Dalam Undang-undang nomor 7 yang dikeluarkan pada tanggal 11 April 2602, juga disebutkan bahwa di tanah air kita ada bangsa asing yang dianggap bukan musuh.

Mereka adalah kaum Indo (peranakan), bangsa Cina, Arab, India, dan bangsa-bangsa yang anti Sekutu. Mereka ini pun tidak luput dari uang pendaftaran. Cuma besarnya tidak setinggi uang pendaftaran bagi bangsa musuh, yakni laki-laki 100 rupiah, sedang kaum wanitanya 50 rupiah.

Dalam artikel Pendaftaran a f. 100,- per djiwa di jaman Djepang (Majalah Star Weekly 8 Desember 1946), dikisahkan bagaimana penderitaan orang-orang asing bukan bangsa musuh mencari uang pendaftaran ratusan rupiah. Menurut penulisnya uang 100 rupiah pada zaman itu memang amat tinggi nilainya. Katanya dengan uang sebesar itu orang bisa menyewa sebuah rumah tembok ukuran besar lengkap dengan perabotnya. Namun pemerintah tentunya tidak mau tahu. Pokoknya mereka wajib melunasi uang pendaftaran itu paling lambat satu bulan setelah aturan tersebut dikeluarkan.

Antara bulan April sampai Mei konon orang-orang asing berkeliaran ke sana kemari untuk mencari uang. Bagi yang kantongnya tebal, boleh jadi uang sebesar itu tidak jadi masalah. Tetapi bagi rakyat kecil, merupakan tekanan jiwa. Mereka terpaksa harus melempar barang perhiasannya. Tetapi jual beli barang pada masa itu tidak mudah dilakukan.

Selain susah mencari pembeli, mereka takut kenpeitai yang selalu ingin turut campur urusan penduduk. Oleh karena itu transaksi mesti dilakukan di tempat yang tersembunyi, dan harga pun terpaksa dibanting.
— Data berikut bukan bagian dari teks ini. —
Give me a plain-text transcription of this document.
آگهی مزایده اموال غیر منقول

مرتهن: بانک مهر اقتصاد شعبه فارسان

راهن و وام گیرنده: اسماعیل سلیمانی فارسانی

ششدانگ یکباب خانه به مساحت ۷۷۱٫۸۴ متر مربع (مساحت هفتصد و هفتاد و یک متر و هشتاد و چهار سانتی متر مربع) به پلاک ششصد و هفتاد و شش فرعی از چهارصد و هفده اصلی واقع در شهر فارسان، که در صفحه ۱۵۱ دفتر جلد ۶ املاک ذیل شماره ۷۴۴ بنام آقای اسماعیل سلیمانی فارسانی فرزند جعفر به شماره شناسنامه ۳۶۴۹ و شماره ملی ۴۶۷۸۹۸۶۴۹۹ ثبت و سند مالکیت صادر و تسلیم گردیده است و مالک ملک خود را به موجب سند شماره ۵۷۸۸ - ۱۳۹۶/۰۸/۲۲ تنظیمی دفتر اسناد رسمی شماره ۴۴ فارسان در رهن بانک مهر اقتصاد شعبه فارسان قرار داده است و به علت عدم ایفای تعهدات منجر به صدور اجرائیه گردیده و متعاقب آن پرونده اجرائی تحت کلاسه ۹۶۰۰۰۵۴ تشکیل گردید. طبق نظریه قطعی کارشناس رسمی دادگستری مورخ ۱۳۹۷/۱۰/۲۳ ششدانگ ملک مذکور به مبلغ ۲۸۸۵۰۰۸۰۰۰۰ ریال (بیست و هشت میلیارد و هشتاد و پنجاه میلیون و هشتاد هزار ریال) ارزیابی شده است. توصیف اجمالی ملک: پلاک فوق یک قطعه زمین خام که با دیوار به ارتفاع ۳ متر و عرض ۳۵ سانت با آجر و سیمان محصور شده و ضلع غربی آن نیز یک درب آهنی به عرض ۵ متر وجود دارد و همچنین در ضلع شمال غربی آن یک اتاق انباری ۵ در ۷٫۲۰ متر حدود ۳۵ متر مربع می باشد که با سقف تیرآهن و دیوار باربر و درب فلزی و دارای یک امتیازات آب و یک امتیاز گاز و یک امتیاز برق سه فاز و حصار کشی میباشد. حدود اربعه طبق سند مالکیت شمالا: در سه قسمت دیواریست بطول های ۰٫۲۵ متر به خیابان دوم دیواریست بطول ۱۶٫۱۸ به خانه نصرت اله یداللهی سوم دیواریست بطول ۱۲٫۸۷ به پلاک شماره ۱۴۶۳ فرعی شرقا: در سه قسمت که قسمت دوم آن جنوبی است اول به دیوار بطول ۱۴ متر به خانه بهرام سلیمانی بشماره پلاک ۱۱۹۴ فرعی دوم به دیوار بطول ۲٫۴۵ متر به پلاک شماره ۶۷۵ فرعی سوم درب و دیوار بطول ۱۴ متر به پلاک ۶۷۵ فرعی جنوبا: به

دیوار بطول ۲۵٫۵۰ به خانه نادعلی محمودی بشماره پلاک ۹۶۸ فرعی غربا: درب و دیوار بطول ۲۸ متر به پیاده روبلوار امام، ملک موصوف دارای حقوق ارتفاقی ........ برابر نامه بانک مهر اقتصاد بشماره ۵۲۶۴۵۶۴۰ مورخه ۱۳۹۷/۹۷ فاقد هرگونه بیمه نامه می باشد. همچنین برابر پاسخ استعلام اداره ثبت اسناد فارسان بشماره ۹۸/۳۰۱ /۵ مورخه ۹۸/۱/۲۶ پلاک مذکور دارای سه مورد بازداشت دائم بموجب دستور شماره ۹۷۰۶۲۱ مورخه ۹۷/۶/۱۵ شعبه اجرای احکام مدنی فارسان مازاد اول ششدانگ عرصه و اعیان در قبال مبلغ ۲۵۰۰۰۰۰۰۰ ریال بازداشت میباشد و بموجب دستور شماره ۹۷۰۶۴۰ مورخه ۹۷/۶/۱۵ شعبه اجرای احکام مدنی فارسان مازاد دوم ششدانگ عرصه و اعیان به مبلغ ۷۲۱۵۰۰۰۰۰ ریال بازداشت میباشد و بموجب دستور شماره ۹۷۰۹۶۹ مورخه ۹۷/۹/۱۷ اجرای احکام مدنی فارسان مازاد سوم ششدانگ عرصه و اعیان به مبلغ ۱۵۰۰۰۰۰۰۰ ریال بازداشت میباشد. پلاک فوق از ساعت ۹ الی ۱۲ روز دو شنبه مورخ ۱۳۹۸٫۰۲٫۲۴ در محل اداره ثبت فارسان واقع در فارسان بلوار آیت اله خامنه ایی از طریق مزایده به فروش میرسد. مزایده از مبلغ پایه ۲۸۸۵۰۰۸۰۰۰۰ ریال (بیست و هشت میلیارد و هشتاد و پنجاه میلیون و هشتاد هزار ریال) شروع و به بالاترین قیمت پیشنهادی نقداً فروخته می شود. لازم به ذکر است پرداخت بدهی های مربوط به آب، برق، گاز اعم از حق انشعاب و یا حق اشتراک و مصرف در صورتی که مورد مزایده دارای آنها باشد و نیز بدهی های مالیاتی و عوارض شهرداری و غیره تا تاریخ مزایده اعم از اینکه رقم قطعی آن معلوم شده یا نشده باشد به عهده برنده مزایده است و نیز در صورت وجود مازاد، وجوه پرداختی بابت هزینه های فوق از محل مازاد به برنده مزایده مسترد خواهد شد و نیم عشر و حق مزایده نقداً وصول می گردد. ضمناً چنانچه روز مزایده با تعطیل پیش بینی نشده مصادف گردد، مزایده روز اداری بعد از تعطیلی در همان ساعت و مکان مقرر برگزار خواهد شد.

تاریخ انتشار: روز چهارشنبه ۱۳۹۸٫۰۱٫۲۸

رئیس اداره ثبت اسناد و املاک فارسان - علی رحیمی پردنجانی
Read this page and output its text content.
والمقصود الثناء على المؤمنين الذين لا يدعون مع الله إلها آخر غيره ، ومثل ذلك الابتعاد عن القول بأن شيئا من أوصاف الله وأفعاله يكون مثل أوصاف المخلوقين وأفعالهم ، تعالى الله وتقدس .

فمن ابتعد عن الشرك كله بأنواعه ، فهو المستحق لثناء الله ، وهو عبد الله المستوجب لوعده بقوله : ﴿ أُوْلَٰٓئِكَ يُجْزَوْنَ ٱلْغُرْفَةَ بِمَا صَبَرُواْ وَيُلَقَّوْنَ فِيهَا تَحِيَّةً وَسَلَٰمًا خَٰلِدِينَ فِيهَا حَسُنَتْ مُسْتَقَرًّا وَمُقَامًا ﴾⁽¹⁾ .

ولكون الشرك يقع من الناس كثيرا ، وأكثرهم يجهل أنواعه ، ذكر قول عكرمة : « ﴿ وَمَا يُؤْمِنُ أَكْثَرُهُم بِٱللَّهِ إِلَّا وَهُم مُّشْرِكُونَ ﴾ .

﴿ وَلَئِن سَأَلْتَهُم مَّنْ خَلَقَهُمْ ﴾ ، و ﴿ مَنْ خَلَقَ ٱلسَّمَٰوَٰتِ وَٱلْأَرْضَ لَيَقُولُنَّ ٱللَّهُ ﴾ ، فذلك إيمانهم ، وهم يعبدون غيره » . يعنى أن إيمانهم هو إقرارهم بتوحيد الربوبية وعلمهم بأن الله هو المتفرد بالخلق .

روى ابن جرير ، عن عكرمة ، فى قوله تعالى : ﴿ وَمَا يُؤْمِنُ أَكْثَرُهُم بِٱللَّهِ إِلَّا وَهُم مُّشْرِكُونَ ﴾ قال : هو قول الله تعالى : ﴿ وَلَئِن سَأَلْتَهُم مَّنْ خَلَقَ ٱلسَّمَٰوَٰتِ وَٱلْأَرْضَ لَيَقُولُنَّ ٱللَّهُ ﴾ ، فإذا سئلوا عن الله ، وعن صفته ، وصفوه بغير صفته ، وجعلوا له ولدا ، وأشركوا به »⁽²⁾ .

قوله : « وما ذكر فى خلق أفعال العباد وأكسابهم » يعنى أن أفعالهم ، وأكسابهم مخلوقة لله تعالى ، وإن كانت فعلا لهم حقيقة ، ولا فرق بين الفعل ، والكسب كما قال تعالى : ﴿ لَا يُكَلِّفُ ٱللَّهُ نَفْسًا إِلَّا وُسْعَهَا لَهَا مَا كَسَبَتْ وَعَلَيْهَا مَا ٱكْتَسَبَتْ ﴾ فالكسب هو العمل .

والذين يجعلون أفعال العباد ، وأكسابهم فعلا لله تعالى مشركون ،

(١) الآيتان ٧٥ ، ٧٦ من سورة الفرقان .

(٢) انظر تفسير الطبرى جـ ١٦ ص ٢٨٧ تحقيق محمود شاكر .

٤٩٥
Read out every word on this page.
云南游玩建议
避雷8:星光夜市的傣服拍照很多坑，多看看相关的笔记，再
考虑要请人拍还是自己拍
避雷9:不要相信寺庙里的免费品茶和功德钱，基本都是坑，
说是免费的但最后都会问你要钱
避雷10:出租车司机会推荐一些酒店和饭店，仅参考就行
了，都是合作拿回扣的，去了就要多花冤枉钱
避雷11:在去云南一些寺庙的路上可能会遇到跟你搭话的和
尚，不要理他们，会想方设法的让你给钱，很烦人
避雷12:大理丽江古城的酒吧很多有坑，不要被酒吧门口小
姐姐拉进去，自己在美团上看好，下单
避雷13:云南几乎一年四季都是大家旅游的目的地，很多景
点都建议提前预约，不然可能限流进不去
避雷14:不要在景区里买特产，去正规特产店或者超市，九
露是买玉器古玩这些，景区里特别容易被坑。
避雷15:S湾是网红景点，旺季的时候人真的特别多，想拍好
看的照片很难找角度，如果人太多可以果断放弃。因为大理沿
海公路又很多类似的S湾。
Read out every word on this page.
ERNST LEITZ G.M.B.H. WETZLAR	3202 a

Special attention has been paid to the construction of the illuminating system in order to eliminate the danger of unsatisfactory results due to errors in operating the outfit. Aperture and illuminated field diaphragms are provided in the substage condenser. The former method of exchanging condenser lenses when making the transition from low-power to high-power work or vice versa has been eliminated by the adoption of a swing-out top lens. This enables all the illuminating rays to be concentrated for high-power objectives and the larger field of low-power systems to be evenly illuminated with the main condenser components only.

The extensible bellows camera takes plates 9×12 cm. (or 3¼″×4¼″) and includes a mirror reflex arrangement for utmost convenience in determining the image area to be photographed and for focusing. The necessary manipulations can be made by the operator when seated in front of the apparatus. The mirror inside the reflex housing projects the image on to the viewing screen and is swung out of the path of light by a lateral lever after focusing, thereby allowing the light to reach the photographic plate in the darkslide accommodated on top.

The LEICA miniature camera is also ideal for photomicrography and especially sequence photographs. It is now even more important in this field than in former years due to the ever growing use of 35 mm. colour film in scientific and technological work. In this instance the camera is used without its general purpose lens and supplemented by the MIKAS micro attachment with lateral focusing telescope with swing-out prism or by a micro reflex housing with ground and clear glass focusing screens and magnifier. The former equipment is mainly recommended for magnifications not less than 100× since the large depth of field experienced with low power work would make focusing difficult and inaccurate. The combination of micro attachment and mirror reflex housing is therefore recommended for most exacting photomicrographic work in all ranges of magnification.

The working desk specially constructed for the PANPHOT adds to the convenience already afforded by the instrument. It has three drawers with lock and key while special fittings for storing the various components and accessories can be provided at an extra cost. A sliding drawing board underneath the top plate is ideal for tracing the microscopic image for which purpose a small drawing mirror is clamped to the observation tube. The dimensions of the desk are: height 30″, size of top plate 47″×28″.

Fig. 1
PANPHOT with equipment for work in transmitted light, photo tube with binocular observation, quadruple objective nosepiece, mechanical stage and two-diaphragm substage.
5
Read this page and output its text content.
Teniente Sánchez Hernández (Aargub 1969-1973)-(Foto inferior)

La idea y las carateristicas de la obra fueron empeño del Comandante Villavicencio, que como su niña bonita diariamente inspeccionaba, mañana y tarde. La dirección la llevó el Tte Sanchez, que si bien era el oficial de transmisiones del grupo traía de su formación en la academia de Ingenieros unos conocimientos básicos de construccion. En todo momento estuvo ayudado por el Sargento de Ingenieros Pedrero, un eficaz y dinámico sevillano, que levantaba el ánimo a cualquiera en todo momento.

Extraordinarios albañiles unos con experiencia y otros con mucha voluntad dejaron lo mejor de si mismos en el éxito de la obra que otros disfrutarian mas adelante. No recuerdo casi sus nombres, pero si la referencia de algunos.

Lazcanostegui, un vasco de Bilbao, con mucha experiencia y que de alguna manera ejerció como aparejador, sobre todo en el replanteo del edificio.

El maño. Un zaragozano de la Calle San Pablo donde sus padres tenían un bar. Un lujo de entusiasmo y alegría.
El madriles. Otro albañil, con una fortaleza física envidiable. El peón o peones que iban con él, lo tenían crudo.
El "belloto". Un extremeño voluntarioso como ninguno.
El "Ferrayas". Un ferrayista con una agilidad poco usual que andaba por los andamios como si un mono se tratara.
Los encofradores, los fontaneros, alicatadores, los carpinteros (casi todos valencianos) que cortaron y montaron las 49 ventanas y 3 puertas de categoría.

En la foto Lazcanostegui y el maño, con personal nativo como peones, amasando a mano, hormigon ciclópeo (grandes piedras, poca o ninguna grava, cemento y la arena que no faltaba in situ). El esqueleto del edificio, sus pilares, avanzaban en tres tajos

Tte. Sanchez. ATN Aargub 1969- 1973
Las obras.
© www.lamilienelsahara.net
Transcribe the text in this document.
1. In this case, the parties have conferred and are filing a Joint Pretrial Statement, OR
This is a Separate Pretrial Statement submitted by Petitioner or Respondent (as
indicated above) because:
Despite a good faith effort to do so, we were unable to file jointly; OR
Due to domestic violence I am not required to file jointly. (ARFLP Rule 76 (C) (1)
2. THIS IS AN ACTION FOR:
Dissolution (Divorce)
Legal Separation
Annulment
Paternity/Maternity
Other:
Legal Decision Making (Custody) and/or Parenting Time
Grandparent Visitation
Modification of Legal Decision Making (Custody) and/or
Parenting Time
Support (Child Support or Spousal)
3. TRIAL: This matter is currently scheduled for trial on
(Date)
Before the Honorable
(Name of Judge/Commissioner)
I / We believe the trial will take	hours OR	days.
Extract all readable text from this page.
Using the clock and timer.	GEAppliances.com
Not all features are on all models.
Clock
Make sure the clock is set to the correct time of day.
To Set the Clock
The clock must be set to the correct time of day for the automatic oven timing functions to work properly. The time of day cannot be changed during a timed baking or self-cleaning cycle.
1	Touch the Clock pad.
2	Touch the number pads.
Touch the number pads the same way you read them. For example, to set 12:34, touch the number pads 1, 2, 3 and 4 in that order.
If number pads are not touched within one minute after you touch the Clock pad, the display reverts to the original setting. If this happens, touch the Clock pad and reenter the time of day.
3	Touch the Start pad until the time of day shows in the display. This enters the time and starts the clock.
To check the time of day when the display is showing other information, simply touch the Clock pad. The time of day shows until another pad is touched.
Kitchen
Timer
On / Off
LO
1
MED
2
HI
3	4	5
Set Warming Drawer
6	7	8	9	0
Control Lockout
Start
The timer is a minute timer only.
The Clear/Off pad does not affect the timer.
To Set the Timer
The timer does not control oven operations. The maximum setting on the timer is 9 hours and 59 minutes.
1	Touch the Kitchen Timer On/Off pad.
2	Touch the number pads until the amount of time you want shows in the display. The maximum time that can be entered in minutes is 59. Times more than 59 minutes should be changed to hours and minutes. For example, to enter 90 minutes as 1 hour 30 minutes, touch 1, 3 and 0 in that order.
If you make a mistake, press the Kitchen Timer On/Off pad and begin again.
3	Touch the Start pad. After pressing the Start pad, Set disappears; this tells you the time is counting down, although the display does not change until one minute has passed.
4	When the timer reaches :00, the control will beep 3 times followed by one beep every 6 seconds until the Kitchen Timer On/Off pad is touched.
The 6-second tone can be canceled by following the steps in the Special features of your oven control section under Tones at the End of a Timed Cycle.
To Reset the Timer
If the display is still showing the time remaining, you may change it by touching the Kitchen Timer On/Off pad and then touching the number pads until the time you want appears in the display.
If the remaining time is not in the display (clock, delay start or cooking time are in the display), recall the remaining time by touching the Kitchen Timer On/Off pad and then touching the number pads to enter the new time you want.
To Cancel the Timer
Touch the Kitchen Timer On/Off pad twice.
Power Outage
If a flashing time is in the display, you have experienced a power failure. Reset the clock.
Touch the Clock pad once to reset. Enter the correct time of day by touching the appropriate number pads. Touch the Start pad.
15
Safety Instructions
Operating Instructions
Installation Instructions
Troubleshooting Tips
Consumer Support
Waktu satu bulan telah berlalu dengan cepat. Orang-orang asing yang berhasil mengumpulkan uang langsung menghadap ke kantor Sityokan. Setelah menyerahkan uang dan mengisi formulir, mereka harus kerei (membongkokkan badan) sambil diberi wejangan agar tetap setia kepada Dai Nippon.

Katanya sekalipun pada saat itu rakyat manggut-manggut sambil mengucapkan janji-janji seia sekata di hadapan tentara Jepang, namun hatinya berontak .... Oewang jang telah ditjari dengen soesah pajah dikasih begitoe sadja pada machloek machloek jang baroe sadja kita dapet lihat tjetjongornja dan dari siapa kita belon pernah dapet trima barang satoe kebaekan.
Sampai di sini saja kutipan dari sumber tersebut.